When I got eliminated from sororities, it was a huge blow to my ego. Wondering where I went wrong, since I thought I'd had pretty good conversations, literally kept me up at night. Yeah, I took it really personally. It's hard not to when someone is judging your membership into a group based on how you interacted with them. When I didn't make it in, I felt like I wasn't good enough and there was something wrong with me. Sound familiar, job-seekers?
3. ...When in reality it's not.
Once I experienced recruitment from the other side, I realized how impersonal our decisions to cut people actually were. I'm probably not supposed to go into too many details about selection, so I'll just say that a big majority of it's based on those brief interactions you have — remember the small talk? Some people are great at it, others aren't. I guess small talk is kind of like standardized testing in that way.

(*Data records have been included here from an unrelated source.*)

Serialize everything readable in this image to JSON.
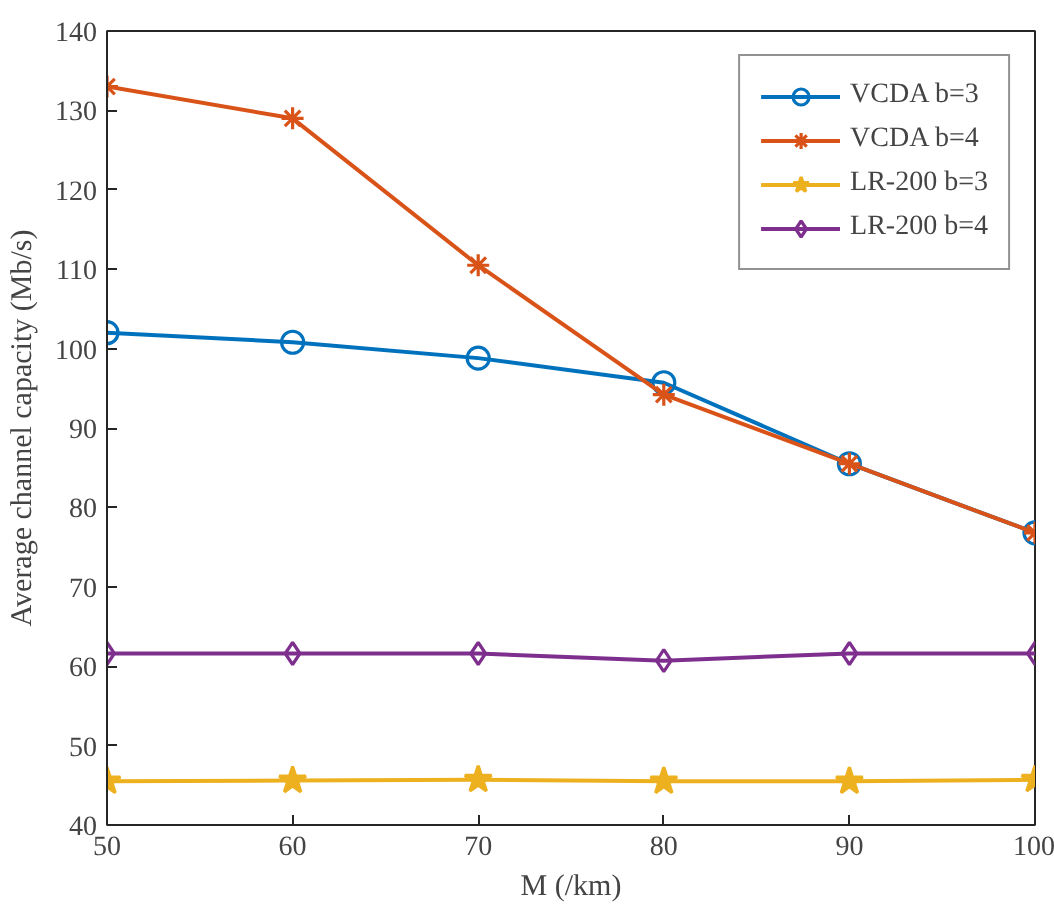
{
  "chart_data": {
    "type": "line",
    "xlabel": "M (/km)",
    "ylabel": "Average channel capacity (Mb/s)",
    "x": [
      50,
      60,
      70,
      80,
      90,
      100
    ],
    "series": [
      {
        "name": "VCDA b=3",
        "color": "#0072bd",
        "marker": "circle",
        "values": [
          102,
          100.8,
          98.8,
          95.7,
          85.5,
          76.8
        ]
      },
      {
        "name": "VCDA b=4",
        "color": "#d95319",
        "marker": "cross",
        "values": [
          133,
          129,
          110.5,
          94.2,
          85.5,
          76.8
        ]
      },
      {
        "name": "LR-200 b=3",
        "color": "#edb120",
        "marker": "star",
        "values": [
          45.5,
          45.6,
          45.7,
          45.5,
          45.5,
          45.7
        ]
      },
      {
        "name": "LR-200 b=4",
        "color": "#7e2f8e",
        "marker": "diamond",
        "values": [
          61.6,
          61.6,
          61.6,
          60.7,
          61.6,
          61.6
        ]
      }
    ],
    "xlim": [
      50,
      100
    ],
    "xticks": [
      50,
      60,
      70,
      80,
      90,
      100
    ],
    "ylim": [
      40,
      140
    ],
    "yticks": [
      40,
      50,
      60,
      70,
      80,
      90,
      100,
      110,
      120,
      130,
      140
    ],
    "grid": false,
    "legend": "top right",
    "line_style": "solid"
  }
}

A decision to eliminate someone was generally not personal, since we never really had the time to get to know them too well in the first place. I haven't been #blessed enough to become a hiring manager, but I would imagine job hiring plays out similarly, since the choice to extend an offer or not is made after a pretty brief interview. That might sound the opposite of helpful, but it reminds me that in interviews I should focus on giving the best interview I can — rather than what I think the interviewer wants — since in the end I'll never know why they made their decision.
4. It helps to have connections.
Where I went to school, if you knew people in sororities, you were automatically in a better position than somebody just going in blind. You had somebody to vouch for you, go to bat for you, and just generally spread the word to her sisters about how awesome you are. Which is exactly how it works in the employment search, too. It is, and always will be, about who you know.

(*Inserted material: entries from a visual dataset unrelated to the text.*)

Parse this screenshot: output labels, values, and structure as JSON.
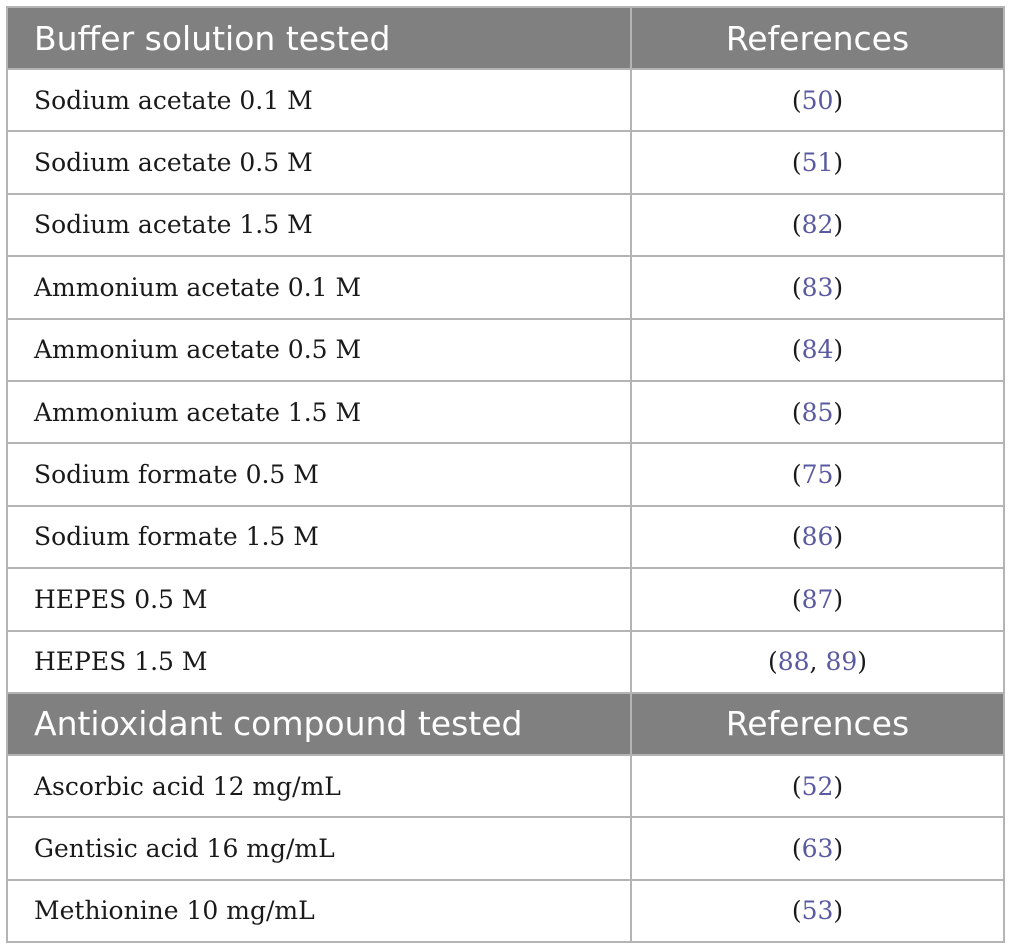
{
  "sections": [
    {
      "header": {
        "col1": "Buffer solution tested",
        "col2": "References"
      },
      "rows": [
        {
          "label": "Sodium acetate 0.1 M",
          "refs": [
            "50"
          ]
        },
        {
          "label": "Sodium acetate 0.5 M",
          "refs": [
            "51"
          ]
        },
        {
          "label": "Sodium acetate 1.5 M",
          "refs": [
            "82"
          ]
        },
        {
          "label": "Ammonium acetate 0.1 M",
          "refs": [
            "83"
          ]
        },
        {
          "label": "Ammonium acetate 0.5 M",
          "refs": [
            "84"
          ]
        },
        {
          "label": "Ammonium acetate 1.5 M",
          "refs": [
            "85"
          ]
        },
        {
          "label": "Sodium formate 0.5 M",
          "refs": [
            "75"
          ]
        },
        {
          "label": "Sodium formate 1.5 M",
          "refs": [
            "86"
          ]
        },
        {
          "label": "HEPES 0.5 M",
          "refs": [
            "87"
          ]
        },
        {
          "label": "HEPES 1.5 M",
          "refs": [
            "88",
            "89"
          ]
        }
      ]
    },
    {
      "header": {
        "col1": "Antioxidant compound tested",
        "col2": "References"
      },
      "rows": [
        {
          "label": "Ascorbic acid 12 mg/mL",
          "refs": [
            "52"
          ]
        },
        {
          "label": "Gentisic acid 16 mg/mL",
          "refs": [
            "63"
          ]
        },
        {
          "label": "Methionine 10 mg/mL",
          "refs": [
            "53"
          ]
        }
      ]
    }
  ],
  "colors": {
    "header_bg": "#808080",
    "header_text": "#ffffff",
    "ref_link": "#5a5aa0",
    "border": "#b4b4b4"
  }
}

5. It seems to go on forever.
Recruitment lasted two weekends — and I mean two full weekends. All day Saturday and Sunday the first week, and all night Friday and Saturday the next. It was long. It was exhausting, emotionally and physically. It felt like it would never end. But somehow, the light at the end of the tunnel appeared, and recruitment was over — until the next year, anyway. I promise you, your job search has to end at some point. Even if you feel like you'll be emailing resumes until you turn 80, that just seems really unlikely.
6. It will all work out eventually.
I know you're sick of hearing it, because I'm sick of hearing it, too. But just trust me on this one. I was so discouraged midway through recruitment, I wanted to punch the next person who told me everything would work itself out and I'd find the house I'd be happy in. But guess what? I did. And if that worked out, I'm sure my job quest (because that's what it is, at this point) will work out too. Just be positive, and have a little faith. And if all else fails, you can come send out resumes at the retirement home with me.